Évidemment, les entreprises peuvent manifester immédiatement leur intérêt en communiquant avec Municar.

La présidente a expliqué que ce nouveau service de transport offert aux travailleurs s'adaptera, par son horaire et le type de véhicule, à ceux qui l'utiliseront.

Par exemple, dix employés résidant à Victoriaville, pourraient, tous les matins, monter à bord d'un minibus de Municar pour se rendre à leur travail à Chesterville et revenir chez eux, à la fin de leur journée de travail. Ce pourrait être plus, ce pourrait être moins. Ce pourrait être pour les quarts de travail de jour, même de soir et de nuit. Leur employeur pourrait décider qu'il paie la moitié, les trois quarts ou la totalité des frais de leur laissez-passer mensuel.

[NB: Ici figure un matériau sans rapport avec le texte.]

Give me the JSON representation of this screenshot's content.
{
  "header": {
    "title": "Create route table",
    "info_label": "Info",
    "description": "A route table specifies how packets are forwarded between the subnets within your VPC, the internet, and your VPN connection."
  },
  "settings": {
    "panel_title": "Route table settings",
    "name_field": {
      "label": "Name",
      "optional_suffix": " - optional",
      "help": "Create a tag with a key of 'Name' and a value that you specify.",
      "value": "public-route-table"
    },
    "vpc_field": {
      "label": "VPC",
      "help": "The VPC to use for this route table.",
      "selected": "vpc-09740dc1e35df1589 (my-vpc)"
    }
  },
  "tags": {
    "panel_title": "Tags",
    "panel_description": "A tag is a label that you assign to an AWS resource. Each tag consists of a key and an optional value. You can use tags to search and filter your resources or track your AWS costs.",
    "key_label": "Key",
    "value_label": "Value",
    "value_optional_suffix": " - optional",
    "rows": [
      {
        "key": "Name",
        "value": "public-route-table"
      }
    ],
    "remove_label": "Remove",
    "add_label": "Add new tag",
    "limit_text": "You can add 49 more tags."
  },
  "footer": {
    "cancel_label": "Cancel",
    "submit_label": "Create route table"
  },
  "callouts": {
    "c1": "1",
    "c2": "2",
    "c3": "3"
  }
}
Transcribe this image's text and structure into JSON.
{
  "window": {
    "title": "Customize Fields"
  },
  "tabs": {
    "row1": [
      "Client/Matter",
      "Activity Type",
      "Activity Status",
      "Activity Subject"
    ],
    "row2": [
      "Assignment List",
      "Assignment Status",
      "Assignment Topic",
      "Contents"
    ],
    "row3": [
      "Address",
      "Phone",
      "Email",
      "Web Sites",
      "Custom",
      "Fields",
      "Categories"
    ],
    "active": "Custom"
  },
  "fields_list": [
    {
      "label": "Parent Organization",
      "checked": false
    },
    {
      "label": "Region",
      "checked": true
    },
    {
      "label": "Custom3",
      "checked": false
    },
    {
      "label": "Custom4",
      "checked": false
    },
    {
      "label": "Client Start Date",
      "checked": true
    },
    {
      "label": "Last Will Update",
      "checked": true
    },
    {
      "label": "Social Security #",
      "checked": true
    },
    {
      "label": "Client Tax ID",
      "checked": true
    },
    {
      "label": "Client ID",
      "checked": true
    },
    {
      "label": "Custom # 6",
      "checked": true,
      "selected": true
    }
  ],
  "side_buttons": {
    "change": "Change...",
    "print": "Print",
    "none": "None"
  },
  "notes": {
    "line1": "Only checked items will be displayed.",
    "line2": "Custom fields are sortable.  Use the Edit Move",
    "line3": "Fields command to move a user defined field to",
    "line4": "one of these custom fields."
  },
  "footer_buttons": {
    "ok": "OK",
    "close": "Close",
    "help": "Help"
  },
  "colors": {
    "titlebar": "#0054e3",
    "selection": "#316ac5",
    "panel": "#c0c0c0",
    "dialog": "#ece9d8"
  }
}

Les circuits ainsi dessinés pour le transport des travailleurs permettraient à Municar d'enrichir son offre aux autres usagers. Quand un véhicule a déposé les travailleurs, rien ne l'empêche d'embarquer d'autres passagers pour son voyage de retour, a expliqué Thérèse Domingue.

Le service serait régulier, offert durant toute l'année et à des heures bien différentes du transport scolaire dont Municar peut aussi profiter. Il faut pousser les limites du transport scolaire qui s'arrête lorsqu'il y a des tempêtes, des congés, pendant juillet et août et dont les horaires ne sont pas toujours compatibles avec ceux des travailleurs, a expliqué la présidente.

Pour l'instant, seules les entreprises de la MRC d'Arthabaska peuvent bénéficier des avantages fiscaux reliés au transport collectif, parce que cette dernière a déclaré compétence en transport collectif pour toutes les municipalités de son territoire, a expliqué Monique Boulanger, répondante en transport des personnes au bureau régional de Transports Québec. Rien ne dit qu'un jour, d'autres MRC n'emboîteront pas le pas… ou le véhicule à la MRC d'Arthabaska.

Ce que souhaite d'ailleurs le préfet, Lionel Fréchette, disant espérer que le projet fasse «boule de neige». Que Municar puisse contribuer au développement économique le ravit.

Le grand défi de Municar, c'est de «changer les habitudes», a conclu Thérèse Domingue. Elle souhaite presque un prochain hiver «infernal» et d'autres augmentations du prix de l'essence pour convaincre les travailleurs d'abandonner leur voiture et de s'embarquer avec Municar.